Mattinson is also passionate about the theatre and served on the board and development board of the Theatre Royal Stratford East until 2021. She currently serves on an advisory board for the National Theatre.

===Recent roles and recognition===

After stepping down from her role with Keir Starmer's team following the election, Mattinson began providing consultancy services to the Progressive Policy Institute, a Washington, D.C.-based think tank, advising the Democratic Party in preparation for the U.S. election. She has since shared her insights and lessons learned with sister political parties in other countries.

In December 2024, Mattinson was nominated for a life peerage by Prime Minister Keir Starmer as part of the 2024 Political Peerages.

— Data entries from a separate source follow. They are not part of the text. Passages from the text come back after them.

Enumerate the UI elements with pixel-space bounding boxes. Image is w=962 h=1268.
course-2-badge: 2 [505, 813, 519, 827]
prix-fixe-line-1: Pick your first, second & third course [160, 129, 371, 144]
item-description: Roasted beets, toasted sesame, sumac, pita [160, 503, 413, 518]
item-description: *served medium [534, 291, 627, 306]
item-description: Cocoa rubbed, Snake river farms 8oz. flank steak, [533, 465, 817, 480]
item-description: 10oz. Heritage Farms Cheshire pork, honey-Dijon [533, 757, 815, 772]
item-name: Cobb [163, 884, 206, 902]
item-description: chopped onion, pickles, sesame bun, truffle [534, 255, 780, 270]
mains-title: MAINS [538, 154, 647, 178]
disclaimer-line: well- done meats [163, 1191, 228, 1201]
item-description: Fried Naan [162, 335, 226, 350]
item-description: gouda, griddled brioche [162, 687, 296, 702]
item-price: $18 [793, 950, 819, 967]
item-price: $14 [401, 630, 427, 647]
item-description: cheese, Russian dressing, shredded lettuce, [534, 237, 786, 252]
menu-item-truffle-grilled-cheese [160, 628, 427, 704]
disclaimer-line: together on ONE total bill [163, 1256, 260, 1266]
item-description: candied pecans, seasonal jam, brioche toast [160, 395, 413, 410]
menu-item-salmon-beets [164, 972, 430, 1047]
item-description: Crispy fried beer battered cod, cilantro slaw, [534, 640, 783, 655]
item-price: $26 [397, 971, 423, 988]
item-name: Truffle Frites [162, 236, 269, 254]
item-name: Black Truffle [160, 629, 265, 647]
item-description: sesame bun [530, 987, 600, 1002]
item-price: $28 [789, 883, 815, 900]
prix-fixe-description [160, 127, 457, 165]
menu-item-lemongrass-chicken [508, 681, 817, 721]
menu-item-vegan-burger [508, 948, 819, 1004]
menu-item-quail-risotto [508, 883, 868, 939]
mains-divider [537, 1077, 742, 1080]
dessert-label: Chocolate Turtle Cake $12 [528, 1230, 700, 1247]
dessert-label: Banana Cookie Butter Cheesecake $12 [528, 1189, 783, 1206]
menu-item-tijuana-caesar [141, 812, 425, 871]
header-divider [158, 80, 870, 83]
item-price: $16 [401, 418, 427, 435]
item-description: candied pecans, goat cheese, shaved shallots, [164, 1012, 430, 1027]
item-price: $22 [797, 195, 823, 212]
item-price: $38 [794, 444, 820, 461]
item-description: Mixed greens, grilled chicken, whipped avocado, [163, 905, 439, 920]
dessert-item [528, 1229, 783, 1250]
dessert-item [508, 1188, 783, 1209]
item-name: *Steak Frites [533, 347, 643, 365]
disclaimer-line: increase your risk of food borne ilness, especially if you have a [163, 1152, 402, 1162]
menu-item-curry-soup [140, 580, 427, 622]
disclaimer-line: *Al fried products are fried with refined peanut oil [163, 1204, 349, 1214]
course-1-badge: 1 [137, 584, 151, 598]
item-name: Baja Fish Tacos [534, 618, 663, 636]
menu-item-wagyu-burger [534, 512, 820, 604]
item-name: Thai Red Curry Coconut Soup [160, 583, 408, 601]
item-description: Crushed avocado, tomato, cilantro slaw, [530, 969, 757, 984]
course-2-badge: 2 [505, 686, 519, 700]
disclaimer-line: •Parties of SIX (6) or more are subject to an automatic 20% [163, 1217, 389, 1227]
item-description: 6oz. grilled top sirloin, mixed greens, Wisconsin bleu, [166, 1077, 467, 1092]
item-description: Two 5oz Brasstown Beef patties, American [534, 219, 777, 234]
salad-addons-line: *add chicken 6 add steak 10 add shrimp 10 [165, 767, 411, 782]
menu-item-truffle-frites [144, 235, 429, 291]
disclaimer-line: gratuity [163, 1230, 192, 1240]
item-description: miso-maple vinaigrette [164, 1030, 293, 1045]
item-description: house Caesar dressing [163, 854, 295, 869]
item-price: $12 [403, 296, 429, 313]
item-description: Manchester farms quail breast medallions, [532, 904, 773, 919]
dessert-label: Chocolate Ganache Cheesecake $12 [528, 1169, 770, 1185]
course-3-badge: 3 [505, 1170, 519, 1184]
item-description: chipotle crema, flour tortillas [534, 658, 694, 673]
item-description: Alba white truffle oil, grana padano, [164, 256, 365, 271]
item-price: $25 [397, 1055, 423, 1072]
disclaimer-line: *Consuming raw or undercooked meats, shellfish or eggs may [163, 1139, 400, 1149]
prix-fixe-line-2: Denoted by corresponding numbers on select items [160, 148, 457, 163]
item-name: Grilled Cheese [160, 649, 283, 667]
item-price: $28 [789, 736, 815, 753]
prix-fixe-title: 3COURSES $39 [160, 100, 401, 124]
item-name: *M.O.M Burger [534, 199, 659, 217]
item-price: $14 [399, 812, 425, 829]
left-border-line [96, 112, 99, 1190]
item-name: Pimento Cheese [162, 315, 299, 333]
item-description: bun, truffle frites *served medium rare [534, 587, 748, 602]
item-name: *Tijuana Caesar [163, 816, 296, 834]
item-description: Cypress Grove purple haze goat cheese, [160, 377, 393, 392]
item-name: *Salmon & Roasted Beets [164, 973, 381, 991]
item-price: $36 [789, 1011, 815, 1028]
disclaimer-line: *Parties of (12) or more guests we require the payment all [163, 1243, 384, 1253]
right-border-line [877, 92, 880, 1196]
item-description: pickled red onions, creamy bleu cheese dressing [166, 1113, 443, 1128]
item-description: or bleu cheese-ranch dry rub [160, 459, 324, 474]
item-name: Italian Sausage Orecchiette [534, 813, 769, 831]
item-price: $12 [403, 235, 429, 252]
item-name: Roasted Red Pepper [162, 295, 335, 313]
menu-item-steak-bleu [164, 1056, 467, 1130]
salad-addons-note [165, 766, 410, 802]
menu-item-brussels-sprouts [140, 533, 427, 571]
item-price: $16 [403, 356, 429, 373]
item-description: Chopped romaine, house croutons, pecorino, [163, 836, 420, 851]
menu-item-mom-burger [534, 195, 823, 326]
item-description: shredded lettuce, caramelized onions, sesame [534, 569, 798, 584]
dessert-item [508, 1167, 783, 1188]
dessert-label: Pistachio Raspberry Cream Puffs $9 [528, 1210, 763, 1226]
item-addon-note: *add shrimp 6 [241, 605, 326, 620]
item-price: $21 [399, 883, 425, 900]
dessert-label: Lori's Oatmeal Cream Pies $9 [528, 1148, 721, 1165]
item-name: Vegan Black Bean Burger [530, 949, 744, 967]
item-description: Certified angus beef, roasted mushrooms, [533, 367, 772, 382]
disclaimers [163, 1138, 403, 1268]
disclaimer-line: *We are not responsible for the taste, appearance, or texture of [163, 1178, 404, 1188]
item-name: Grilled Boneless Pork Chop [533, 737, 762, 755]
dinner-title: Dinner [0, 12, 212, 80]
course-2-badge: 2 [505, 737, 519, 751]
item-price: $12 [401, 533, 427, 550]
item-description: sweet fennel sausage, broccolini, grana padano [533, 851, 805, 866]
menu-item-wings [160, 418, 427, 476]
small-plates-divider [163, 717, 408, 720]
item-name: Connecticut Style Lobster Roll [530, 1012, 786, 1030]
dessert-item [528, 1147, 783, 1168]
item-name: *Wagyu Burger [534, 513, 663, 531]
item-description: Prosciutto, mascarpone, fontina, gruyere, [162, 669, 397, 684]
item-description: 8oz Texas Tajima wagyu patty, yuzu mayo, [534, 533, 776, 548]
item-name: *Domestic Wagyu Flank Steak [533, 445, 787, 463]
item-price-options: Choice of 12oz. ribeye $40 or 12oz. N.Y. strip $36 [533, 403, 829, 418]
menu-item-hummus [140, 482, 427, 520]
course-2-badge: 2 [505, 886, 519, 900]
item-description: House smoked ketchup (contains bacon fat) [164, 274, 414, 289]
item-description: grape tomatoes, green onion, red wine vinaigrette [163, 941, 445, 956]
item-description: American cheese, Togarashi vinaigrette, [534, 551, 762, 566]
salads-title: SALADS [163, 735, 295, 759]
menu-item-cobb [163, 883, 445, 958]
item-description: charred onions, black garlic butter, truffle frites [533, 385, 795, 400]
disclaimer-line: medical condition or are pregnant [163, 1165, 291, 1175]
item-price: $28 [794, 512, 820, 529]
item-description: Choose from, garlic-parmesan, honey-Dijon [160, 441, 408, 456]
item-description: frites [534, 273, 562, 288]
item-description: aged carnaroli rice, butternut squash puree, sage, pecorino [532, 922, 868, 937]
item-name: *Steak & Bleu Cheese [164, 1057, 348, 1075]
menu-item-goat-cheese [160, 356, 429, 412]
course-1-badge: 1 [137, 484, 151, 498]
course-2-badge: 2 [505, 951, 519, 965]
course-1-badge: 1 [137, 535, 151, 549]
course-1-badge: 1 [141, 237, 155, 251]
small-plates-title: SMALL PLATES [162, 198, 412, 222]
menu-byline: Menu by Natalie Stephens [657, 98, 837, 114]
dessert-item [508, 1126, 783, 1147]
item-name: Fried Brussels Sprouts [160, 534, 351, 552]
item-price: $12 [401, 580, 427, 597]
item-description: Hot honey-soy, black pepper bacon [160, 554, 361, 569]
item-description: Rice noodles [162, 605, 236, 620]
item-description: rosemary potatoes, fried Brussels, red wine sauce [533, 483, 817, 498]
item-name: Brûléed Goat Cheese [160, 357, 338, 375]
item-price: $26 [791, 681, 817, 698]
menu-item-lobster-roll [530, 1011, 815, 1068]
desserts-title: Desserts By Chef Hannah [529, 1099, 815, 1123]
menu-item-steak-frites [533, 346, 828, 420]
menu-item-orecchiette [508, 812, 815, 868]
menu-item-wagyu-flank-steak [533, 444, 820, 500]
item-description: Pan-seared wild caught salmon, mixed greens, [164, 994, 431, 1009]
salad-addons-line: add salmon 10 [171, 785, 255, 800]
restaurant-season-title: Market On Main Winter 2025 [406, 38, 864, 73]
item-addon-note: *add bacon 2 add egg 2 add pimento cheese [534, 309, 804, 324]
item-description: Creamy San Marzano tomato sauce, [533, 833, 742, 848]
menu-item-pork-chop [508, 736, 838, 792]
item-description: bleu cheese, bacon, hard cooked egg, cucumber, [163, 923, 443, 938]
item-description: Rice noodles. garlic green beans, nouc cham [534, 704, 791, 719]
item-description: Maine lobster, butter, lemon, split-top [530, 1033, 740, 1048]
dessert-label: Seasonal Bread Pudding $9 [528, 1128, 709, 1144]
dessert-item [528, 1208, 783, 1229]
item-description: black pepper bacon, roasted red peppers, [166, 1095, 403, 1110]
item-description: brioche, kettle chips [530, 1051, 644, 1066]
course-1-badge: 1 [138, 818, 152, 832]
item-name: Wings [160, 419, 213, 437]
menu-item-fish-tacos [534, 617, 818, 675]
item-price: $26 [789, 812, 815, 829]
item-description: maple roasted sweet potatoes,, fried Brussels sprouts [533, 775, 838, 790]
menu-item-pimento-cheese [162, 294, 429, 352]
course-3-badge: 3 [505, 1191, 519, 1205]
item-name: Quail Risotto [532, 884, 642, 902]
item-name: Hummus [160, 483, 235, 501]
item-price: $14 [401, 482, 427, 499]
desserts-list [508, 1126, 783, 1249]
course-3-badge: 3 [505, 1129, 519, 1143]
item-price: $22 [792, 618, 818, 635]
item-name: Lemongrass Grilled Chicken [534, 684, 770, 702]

She was created Baroness Mattinson, of Darlington in the County of Durham on 3 February 2025 and introduced to the House of Lords on 27 February 2025.

In January 2026, Deborah was appointed President of the Market Research Society and, in February of the same year, she was appointed an Honorary Professor at King's College London.

==Personal life==

Mattinson married David Pelly in 1989, and the couple has three children.